I know, I know, we're only a month into the season. However, the American League's leader in ERA is… Tigers rookie left-hander Drew Smyly. Through four starts, he's 1-0 with a 1.23 earned run average. That's almost a half-run better than the next closest guy on the list, White Sox right-hander Jake Peavy (1.67).
"We're very pleased," says Jim Leyland. "So far, it looks like we made the right decision coming out of spring training. He's done very, very well." Smyly won the job against a slew of more experienced and highly rated hurlers. The list included Jacob Turner, Duane Below, Andy Oliver and others.
On Saturday, Smyly earned his first win. It came with the team in a major slump, losing five straight. "It felt good," he says. It's always exciting, getting that first win. It's even better coming at a time when the team really needed it." The win came at one of the most famous sports venues in the world, Yankee Stadium. "It was awesome. My parents were there. We got to share that together. It's like a dream come true. That's what you think about when you're a kid, playing in Little League. I had a blast doing it."
Smyly says he isn't putting too much thought into his great start. It's early. "I've got about 26 starts to go. Just got to keep making quality starts. Hopefully, I can stay consistent and see how things go."
When the Tigers drafted Smyly in 2010, the front office had high hopes. Scouting director, David Chadd, compared him to Cliff Lee. One of the reasons, the cut fastball. It's a devastating pitch. To the batter, the cutter looks like a regular fastball, but it cuts in on the right-handed hitters at the last moment. "I think by far it's the most important pitch I have," Smyly says. "If I get behind, I can throw it. If I get ahead, I can throw it. If it's 2-0 or 2-1, and the hitter's looking for a fastball and you throw that, it cuts just enough to miss the sweet spot of the bat. They're not looking for it. It gets in on their hands. It's not really a strike-out pitch, but if I want to get a quick out, a ground ball, a pop up, it's a great pitch. It's my favorite pitch."

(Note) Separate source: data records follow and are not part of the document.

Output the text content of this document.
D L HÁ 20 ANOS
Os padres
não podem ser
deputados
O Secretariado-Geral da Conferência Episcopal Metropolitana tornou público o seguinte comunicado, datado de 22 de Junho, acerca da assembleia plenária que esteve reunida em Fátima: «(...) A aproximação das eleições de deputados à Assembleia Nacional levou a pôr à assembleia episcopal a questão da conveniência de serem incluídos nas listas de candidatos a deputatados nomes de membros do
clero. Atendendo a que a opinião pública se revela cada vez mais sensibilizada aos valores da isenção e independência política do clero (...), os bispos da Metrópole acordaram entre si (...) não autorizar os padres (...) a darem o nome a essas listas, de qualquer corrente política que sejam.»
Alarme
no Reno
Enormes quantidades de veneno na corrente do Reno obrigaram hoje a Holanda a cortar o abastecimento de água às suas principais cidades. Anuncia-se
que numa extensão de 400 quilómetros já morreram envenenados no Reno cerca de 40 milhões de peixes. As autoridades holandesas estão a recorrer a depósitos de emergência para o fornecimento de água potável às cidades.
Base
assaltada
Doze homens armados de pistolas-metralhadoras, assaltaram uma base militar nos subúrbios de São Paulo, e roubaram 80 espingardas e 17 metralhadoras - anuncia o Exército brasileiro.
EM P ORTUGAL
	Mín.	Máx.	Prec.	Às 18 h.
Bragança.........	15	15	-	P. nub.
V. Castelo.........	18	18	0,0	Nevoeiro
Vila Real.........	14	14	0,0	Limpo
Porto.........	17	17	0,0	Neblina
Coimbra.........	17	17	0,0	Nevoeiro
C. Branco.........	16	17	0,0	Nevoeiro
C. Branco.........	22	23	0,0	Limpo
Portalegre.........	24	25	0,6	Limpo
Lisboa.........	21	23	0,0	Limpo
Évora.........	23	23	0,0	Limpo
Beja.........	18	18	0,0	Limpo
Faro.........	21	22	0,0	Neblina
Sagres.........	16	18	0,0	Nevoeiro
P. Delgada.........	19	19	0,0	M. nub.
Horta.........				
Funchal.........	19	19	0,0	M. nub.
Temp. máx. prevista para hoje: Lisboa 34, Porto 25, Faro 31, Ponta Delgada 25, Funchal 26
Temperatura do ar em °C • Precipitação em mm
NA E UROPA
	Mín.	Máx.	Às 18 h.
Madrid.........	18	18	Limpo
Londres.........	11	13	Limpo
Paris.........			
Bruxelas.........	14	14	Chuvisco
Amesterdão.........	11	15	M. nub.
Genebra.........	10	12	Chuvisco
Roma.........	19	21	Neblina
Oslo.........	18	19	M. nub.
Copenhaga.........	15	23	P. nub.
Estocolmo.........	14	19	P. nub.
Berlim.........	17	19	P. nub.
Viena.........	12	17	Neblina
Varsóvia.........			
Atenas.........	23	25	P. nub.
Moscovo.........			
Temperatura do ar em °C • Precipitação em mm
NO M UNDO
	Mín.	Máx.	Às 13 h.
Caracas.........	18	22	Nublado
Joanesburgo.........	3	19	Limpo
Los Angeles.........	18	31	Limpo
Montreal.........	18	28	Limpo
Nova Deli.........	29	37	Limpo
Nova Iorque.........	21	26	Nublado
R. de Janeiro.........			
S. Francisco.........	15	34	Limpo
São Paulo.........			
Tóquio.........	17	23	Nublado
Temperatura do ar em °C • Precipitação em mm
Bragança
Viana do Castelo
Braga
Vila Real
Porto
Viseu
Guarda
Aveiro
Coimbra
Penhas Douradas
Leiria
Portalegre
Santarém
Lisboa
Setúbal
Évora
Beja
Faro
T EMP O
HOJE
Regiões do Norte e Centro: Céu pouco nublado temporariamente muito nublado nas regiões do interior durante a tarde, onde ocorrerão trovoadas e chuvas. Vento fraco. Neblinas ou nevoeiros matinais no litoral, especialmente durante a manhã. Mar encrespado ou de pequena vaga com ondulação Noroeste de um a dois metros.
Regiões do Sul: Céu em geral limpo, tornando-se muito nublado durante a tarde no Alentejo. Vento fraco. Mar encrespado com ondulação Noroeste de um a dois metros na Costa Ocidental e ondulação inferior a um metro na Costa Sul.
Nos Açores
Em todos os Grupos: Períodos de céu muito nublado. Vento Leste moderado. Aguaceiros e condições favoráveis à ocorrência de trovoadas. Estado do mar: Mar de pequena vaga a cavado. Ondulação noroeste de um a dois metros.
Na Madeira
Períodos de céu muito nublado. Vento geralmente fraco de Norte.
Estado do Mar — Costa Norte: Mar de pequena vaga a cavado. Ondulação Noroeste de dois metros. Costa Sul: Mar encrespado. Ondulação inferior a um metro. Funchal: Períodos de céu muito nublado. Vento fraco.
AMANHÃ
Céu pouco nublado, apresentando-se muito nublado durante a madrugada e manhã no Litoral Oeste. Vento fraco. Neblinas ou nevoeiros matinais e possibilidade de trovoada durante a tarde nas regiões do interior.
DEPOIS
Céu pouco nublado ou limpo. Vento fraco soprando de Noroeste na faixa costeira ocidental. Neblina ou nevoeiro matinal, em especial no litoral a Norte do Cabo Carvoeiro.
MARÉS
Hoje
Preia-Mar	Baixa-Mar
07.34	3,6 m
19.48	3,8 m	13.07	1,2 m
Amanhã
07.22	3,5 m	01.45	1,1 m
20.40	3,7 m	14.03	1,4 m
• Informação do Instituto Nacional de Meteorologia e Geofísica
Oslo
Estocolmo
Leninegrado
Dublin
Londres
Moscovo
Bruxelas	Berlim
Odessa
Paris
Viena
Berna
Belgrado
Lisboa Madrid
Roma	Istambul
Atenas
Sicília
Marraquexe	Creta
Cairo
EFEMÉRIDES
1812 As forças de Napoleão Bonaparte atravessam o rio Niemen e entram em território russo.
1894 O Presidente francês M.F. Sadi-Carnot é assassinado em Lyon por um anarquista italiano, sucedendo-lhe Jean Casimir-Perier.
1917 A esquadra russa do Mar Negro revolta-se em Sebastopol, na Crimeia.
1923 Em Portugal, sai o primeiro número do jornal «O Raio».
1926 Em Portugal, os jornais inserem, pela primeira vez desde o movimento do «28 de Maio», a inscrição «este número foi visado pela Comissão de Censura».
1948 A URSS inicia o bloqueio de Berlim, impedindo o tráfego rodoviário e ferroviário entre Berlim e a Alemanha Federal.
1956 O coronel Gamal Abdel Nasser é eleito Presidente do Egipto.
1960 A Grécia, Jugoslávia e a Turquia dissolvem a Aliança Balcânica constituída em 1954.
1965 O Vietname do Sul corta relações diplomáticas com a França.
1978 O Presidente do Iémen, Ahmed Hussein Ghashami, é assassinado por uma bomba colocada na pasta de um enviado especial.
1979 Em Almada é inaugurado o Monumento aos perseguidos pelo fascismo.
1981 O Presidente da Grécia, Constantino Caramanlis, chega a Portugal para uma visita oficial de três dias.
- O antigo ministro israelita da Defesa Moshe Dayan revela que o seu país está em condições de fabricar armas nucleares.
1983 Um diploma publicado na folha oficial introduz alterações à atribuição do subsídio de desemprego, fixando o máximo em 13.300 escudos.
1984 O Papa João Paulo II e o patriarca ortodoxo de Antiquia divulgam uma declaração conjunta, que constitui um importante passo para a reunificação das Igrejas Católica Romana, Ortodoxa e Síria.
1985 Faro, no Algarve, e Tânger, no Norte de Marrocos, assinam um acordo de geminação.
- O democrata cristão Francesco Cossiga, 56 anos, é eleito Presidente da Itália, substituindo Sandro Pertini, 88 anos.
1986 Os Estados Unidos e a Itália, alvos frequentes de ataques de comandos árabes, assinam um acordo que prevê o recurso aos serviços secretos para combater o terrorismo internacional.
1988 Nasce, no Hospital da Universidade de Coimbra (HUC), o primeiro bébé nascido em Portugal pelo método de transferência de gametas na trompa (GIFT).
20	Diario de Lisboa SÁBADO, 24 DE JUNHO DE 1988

Leyland on Delmon Young, and Other Issues
Delmon Young will not start on Friday, his first day available from his suspension. Young has to sit out a week after he was arrested early Friday morning outside the team hotel in New York. He was allegedly drunk and yelled anti-Semitic slurs at a panhandler. Jim Leyland says Young not starting has nothing to do with his arrest. "He needs to get back into the routine a little bit," the manager says. "He needs to get out on the field, take fly balls, BP on the field, all that kind of stuff." Leyland is not ruling out putting him in as a pinch-hitter. "Would I put him in the game if I needed to? Sure. But he will not start Friday's game. But he'll be in there very shortly."
Leyland also talked about Victor Martinez, who paid a visit to the clubhouse on Monday. Martinez is hoping to return in September after tearing his ACL during an offseason workout. Leyland was asked if the energy Martinez can bring to the clubhouse can help the team. He's not buying into Martinez's leadership helping this team any. "Don't get too caught up in that stuff. We love Victor Martinez. He's a wonderful guy. He's a wonderful teammate. But his contribution is what he does on the field and the big hits that he got. People always talk about that stuff. I've said this a thousand times in my life. I've never seen a leader who hits .215 or .220. Never in my life. Never. Most of the leaders hit .300, hit a bunch of home runs, knock in a bunch of runs or pitch a lot of great games. Those are the leaders. Believe me."
Leyland will be in Toledo tomorrow night to watch Doug Fister pitch. He's battling a side strain. "I just want to see what the delivery looks like, what the movement looks like, what the command looks like. I don't expect him to be pin-point. All I'm hoping is that he gets through the game 100 percent healthy." Leyland hopes to have Fister back in the rotation on Monday in Seattle. Leyland says, if Fister's command is off, it will not have any role in his decision on whether to bring him back to Detroit. "I think the main thing is health."
Daniel Schlereth was recently sent down to Toledo after an awful first few weeks in Detroit. It looks like he might've been hiding something. Schlereth went on the disabled list with the Mud Hens for left shoulder tendinitis. Leyland says he always expects his players to be honest with him on whether they're injured. "The first time, to my knowledge, that anyone at the Major League level heard anything about Schlereth was after he went down to Toledo. So that's Schlereth's fault. I also admire guys who try to pitch through it. I think Schlereth's a trooper and was hoping to get by. If someone's hiding something and they tell you they're fine, what are you going to do?"